Reputation: 10539
Uploading to GCE from a pod inside GKE takes really long. I hoped the upgrade to kubernetes 1.1 would help, but it didn't. It is faster, but not as fast as it should be. I made some benchmarks, uploading a single file with 100MiB:
docker 1.7.2 local
took {20m51s240ms}, that's about ~{0.07993605115907274}MB/s
docker 1.8.3 local
took {3m51s193ms}, that's about ~{0.4329004329004329}MB/s
docker 1.9.0 local
took {3m51s424ms}, that's about ~{0.4329004329004329}MB/s
kubernetes 1.0
took {1h10s952ms}, that's about ~{0.027700831024930747}MB/s
kubernetes 1.1.2 (docker 1.8.3)
took {32m11s359ms}, that's about ~{0.05178663904712584}MB/s
As you can see the thruput doubles with kubernetes 1.1.2, but is still really slow. If I want to upload 1GB I have to wait for ~5 hours, this can't be the expected behaviour. GKE runs inside the Google infrastructure, so I expect that it should be faster or at least as fast as uploading from local.
I also noted a very high CPU load (70%) while uploading. It was tested with a n1-highmem-4
machine-type and a single RC/pod that was doing nothing then the upload.
I'm using the java client with the GAV coordinates com.google.appengine.tools:appengine-gcs-client:0.5
The relevant code is as follows:
InputStream inputStream = ...; // 100MB RandomData from RAM
StorageObject so = new StorageObject().setContentType("text/plain").setName(objectName);
AbstractInputStreamContent content = new InputStreamContent("text/plain", inputStream);
Stopwatch watch = Stopwatch.createStarted();
storage.objects().insert(bucket.getName(), so, content).execute();
watch.stop();
Copying a 100MB file using a manually installed gcloud with gsutil cp
took nearly no time (3 seconds). So it might be an issue with the java-library? The question still remains, how to improve the upload time using the java-library?
Upvotes: 1
Views: 2279
Reputation: 10539
Solution is to enable "DirectUpload", so instead of writing
storage.objects().insert(bucket.getName(), so, content).execute();
you have to write:
Storage.Objects.Insert insert = storage.objects().insert(bucket.getName(), so, content);
insert.getMediaHttpUploader().setDirectUploadEnabled(true);
insert.execute();
Performance I get with this solution:
JavaDoc for the setDirectUploadEnabled
:
Sets whether direct media upload is enabled or disabled.
If value is set to true then a direct upload will be done where the whole media content is uploaded in a single request. If value is set to false then the upload uses the resumable media upload protocol to upload in data chunks.
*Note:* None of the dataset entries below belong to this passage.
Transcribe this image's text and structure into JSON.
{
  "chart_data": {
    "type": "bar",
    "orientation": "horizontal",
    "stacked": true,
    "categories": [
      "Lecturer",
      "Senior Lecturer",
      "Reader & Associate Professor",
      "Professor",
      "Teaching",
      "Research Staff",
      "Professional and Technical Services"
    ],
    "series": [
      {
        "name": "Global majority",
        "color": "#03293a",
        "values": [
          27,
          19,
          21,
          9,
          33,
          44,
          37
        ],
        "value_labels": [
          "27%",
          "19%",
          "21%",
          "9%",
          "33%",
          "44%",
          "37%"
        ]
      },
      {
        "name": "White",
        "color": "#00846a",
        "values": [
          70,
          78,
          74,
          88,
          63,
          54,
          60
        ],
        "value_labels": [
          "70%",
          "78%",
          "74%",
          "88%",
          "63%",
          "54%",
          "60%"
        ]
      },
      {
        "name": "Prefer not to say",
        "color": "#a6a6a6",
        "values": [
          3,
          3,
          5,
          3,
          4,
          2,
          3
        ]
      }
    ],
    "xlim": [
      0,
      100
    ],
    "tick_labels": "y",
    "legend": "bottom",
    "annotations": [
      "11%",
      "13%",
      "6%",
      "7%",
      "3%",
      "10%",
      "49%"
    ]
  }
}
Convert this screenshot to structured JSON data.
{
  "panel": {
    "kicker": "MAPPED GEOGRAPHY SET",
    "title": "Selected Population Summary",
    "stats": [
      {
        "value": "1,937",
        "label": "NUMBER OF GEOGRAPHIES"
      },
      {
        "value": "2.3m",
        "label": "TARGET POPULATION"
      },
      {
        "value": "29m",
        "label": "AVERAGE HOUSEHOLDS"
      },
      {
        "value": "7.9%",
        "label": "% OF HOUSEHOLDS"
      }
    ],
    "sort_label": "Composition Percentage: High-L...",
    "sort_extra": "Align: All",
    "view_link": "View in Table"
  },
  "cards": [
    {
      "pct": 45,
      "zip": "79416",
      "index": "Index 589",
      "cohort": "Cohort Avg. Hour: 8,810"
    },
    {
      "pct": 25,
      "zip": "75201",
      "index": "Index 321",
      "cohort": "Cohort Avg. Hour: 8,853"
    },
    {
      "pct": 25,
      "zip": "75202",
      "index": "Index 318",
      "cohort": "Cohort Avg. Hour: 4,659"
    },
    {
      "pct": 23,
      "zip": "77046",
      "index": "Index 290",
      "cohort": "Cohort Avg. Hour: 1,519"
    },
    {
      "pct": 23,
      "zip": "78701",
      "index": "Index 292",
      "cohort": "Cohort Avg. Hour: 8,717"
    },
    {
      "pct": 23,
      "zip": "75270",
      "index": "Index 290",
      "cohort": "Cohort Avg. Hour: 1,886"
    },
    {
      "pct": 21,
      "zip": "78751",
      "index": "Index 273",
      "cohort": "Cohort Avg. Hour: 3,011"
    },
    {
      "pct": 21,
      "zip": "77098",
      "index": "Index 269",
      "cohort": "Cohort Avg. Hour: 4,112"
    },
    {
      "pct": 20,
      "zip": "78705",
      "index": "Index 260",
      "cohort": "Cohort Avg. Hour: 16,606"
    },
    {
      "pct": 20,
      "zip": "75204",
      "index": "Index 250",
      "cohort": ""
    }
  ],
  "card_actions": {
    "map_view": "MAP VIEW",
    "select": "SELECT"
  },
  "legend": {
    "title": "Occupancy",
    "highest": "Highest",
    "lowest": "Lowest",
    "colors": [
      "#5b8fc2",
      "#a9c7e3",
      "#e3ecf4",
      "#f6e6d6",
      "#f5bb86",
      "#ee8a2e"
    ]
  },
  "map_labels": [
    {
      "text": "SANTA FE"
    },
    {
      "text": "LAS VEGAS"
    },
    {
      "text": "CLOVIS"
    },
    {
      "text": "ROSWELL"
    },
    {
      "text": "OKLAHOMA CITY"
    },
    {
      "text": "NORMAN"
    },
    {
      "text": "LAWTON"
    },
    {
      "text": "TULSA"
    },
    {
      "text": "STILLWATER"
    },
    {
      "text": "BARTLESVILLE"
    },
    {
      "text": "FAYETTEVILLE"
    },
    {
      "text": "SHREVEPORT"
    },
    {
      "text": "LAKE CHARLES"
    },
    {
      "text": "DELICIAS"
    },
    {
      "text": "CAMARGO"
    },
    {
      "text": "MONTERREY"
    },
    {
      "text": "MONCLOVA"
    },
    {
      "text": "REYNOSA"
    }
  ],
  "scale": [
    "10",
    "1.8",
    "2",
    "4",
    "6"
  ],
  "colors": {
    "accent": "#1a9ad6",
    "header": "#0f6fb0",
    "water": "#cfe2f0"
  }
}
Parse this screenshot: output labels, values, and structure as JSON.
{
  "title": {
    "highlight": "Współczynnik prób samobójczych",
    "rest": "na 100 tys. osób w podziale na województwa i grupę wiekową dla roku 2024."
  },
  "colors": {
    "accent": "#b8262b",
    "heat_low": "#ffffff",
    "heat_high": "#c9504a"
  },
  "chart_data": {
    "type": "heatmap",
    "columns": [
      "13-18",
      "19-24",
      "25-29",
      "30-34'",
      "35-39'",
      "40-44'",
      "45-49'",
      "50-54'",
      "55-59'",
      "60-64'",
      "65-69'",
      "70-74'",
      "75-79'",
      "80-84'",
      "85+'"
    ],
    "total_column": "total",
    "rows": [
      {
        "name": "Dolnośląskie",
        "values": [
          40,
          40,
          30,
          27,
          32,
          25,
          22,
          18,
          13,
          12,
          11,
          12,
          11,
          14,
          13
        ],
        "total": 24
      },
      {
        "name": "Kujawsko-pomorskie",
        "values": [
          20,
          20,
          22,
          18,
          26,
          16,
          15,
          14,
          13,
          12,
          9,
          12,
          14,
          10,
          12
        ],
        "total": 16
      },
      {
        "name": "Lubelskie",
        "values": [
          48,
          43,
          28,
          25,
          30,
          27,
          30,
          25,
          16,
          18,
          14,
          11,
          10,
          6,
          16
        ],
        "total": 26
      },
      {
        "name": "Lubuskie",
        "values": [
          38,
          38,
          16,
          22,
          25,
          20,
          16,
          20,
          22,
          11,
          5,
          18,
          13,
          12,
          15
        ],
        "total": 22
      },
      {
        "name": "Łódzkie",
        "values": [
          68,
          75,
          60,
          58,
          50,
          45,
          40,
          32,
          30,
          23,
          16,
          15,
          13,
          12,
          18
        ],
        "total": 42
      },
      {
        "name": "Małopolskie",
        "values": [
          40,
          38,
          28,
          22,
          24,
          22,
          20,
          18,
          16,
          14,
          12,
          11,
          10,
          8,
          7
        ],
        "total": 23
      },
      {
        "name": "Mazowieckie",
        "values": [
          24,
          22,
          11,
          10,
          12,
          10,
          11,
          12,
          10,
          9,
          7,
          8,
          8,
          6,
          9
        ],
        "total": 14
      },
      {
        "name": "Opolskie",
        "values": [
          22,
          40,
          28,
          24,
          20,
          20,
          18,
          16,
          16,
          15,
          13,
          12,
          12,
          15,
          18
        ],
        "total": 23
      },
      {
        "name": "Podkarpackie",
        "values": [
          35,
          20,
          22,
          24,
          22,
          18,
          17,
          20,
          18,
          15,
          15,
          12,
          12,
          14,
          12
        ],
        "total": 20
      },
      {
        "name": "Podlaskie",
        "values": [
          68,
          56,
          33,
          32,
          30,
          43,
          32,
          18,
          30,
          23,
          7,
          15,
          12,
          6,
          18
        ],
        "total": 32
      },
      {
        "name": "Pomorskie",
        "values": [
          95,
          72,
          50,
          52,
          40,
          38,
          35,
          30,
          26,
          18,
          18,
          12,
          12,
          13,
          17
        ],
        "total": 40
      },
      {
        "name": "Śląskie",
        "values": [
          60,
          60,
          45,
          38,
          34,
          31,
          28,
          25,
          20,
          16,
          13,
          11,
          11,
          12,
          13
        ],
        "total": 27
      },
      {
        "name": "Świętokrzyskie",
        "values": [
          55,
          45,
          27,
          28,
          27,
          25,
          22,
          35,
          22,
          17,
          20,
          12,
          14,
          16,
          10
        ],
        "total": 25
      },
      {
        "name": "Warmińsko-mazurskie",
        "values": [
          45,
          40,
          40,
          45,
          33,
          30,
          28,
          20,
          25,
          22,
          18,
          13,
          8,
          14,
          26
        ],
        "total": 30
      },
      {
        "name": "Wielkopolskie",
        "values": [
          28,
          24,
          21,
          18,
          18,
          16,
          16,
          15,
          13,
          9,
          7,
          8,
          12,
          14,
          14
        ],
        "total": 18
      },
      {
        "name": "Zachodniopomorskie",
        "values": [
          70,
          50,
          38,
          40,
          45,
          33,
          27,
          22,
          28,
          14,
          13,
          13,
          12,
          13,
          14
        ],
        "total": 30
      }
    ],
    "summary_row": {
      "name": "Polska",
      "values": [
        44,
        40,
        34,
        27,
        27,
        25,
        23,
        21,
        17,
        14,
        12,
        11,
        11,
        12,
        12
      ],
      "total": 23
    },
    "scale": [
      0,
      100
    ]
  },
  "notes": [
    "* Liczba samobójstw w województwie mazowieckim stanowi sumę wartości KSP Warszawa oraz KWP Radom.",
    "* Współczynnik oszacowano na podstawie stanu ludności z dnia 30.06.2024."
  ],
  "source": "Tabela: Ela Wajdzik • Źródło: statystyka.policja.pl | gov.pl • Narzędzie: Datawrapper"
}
Direct upload is recommended if the content size falls below a certain minimum limit. This is because there's minimum block write size for some Google APIs, so if the resumable request fails in the space of that first block, the client will have to restart from the beginning anyway.
Defaults to false.
Upvotes: 1
Reputation: 10677
The fact that you're seeing high CPU load and that the slowness only affects Java and not the Python gsutil
is consistent with the slow AES GCM issue in Java 8. The issue is fixed in Java 9 using appropriate specialized CPU instructions.
If you have control over it, then either using Java 7 or adding jdk.tls.disabledAlgorithms=SSLv3,GCM
to a file passed to java -Djava.security.properties
should fix the slowness as explained in this answer to the general slow AES GCM question.
Upvotes: 0